一.多樣本反向傳播矩陣推導
二.MLP代碼實現
# @time : 2025/1/8 10:53
# @author : specier
import numpy as np
import pandas as pd
import datetime
import pickle
class MultipleLayerPerception:
def __init__(self, num_feature, num_hidden_neuron, num_output_neuron, data_size,
activation_function="relu",
decay_step=10, decay_rate=0.5,
batch_size=10, learning_rate=0.1,
epoch=100,
num_hidden_layers=1):
"""
:param num_feature: 特徵數目
:param num_hidden_neuron: 隱藏層神經元個數
:param num_output_neuron: 輸出層神經元個數
:param data_size: 數據總數
:param activation_function: 激活函數
:param decay_step: 衰減步長
:param decay_rate: 衰減係數 0.1或0.5
:param batch_size: 訓練批次大小 20 30
:param learning_rate: 學習率
:param epoch: 迭代次數
:param num_hidden_layers: 隱藏層的層數
"""
self.data = None
self.labels_one_hot = None
self.std_list = []
self.num_feature = num_feature
self.num_hidden_neuron = num_hidden_neuron
self.num_output_neuron = num_output_neuron
self.activation_function = activation_function
self.data_size = data_size
self.decay_step = decay_step
self.decay_rate = decay_rate
self.batch_size = batch_size
self.learning_rate = learning_rate
self.epoch = epoch
self.num_hidden_layers = num_hidden_layers
self.hidden_layers = self.init_hidden_layer()

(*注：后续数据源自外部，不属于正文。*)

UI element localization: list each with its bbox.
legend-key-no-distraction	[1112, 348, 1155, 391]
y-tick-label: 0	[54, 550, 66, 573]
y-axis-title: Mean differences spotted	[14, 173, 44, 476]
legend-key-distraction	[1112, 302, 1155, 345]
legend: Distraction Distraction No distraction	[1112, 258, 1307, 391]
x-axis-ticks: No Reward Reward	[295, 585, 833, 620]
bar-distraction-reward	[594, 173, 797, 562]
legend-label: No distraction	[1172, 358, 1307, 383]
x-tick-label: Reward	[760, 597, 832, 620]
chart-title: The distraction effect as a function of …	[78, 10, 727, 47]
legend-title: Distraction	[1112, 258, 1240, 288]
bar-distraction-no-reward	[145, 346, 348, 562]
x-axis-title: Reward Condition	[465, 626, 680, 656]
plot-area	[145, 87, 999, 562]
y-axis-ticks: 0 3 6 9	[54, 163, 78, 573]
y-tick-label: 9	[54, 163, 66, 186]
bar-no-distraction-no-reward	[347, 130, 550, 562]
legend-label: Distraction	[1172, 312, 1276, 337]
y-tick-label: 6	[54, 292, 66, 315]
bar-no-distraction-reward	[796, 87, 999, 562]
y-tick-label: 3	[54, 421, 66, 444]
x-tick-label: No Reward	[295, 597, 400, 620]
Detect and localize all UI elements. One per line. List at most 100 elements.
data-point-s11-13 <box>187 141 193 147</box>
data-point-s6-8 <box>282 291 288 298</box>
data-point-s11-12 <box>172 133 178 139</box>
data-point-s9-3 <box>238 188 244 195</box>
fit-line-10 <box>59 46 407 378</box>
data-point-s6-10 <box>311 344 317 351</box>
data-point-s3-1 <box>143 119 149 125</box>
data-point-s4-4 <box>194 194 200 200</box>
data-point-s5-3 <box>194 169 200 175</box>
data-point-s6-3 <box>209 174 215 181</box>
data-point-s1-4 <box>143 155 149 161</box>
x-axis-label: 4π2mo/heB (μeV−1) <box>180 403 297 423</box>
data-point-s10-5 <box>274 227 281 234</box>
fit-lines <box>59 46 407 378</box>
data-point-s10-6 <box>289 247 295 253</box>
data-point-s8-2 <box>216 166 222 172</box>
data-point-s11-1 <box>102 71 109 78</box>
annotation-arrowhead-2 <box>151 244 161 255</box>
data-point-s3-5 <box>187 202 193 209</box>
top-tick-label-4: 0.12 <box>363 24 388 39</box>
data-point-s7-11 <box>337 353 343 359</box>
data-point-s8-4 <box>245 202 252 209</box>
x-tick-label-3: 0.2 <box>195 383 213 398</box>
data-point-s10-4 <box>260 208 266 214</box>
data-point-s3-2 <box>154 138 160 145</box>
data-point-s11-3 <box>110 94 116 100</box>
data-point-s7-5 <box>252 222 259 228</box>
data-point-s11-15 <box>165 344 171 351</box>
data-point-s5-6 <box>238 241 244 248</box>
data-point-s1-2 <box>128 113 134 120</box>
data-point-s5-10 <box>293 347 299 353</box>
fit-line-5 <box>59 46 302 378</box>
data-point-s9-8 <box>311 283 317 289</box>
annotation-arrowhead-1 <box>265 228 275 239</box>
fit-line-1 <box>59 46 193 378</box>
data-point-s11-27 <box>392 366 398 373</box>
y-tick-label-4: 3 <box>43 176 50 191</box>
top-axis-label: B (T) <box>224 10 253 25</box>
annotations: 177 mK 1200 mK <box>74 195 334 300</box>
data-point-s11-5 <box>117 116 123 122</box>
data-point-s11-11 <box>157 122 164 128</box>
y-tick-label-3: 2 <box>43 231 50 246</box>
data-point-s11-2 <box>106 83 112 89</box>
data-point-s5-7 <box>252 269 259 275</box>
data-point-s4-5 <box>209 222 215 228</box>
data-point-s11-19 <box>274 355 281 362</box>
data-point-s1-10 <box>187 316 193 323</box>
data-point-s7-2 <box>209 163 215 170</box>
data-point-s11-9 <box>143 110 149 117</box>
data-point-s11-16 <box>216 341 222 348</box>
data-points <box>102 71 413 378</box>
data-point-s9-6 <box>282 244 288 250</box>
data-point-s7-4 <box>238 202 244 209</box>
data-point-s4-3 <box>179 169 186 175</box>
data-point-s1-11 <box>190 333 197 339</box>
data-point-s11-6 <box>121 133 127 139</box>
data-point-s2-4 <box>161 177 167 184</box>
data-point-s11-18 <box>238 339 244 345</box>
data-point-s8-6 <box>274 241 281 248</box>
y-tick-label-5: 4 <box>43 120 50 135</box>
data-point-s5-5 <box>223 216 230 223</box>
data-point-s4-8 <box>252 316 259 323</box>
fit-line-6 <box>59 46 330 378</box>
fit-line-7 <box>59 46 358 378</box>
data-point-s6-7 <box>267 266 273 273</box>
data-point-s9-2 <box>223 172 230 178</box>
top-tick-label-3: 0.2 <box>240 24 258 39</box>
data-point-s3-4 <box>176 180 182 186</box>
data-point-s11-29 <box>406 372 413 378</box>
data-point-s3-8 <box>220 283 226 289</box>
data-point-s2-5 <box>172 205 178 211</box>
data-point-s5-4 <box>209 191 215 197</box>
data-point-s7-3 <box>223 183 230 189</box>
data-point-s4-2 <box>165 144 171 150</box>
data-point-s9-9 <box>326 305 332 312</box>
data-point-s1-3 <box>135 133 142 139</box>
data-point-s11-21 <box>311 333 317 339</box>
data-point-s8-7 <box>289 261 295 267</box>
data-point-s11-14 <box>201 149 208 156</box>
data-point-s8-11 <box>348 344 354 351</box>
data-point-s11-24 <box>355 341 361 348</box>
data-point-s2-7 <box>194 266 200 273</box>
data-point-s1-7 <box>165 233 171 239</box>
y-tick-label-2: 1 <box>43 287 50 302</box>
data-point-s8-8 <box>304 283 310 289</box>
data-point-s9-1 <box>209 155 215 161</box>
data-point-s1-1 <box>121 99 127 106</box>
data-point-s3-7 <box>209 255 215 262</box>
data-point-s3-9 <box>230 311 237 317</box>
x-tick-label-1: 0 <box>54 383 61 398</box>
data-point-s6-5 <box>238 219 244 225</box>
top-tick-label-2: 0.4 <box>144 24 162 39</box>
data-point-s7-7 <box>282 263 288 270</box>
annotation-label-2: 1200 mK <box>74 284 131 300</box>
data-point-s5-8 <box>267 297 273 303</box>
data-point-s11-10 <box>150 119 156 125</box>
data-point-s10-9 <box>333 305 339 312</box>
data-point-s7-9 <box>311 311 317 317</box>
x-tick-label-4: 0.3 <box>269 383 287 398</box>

self.output_layer = self.init_output_layer()
def init_hidden_layer(self):
"""
初始化隱藏層
:return:
"""
hidden_layers = []
for layer_index in range(self.num_hidden_layers):
hidden_layer = None
if layer_index == 0:
# 第一個隱藏層的神經元特殊處理
hidden_layer = Layer(self.num_hidden_neuron, self.num_feature, self.batch_size)
else:
hidden_layer = Layer(self.num_hidden_neuron, self.num_hidden_neuron, self.batch_size)
hidden_layers.append(hidden_layer)
return hidden_layers
def init_output_layer(self):
"""
初始化輸出層
:return:
"""
output_layer = Layer(self.num_output_neuron, self.num_hidden_neuron, self.batch_size)
return output_layer
def train(self, data, labels, is_one_hot=True):
"""
順序訓練神經網絡
:param data:
:param labels:
:param is_one_hot:
:return:
"""
iteration = int(self.data_size / self.batch_size)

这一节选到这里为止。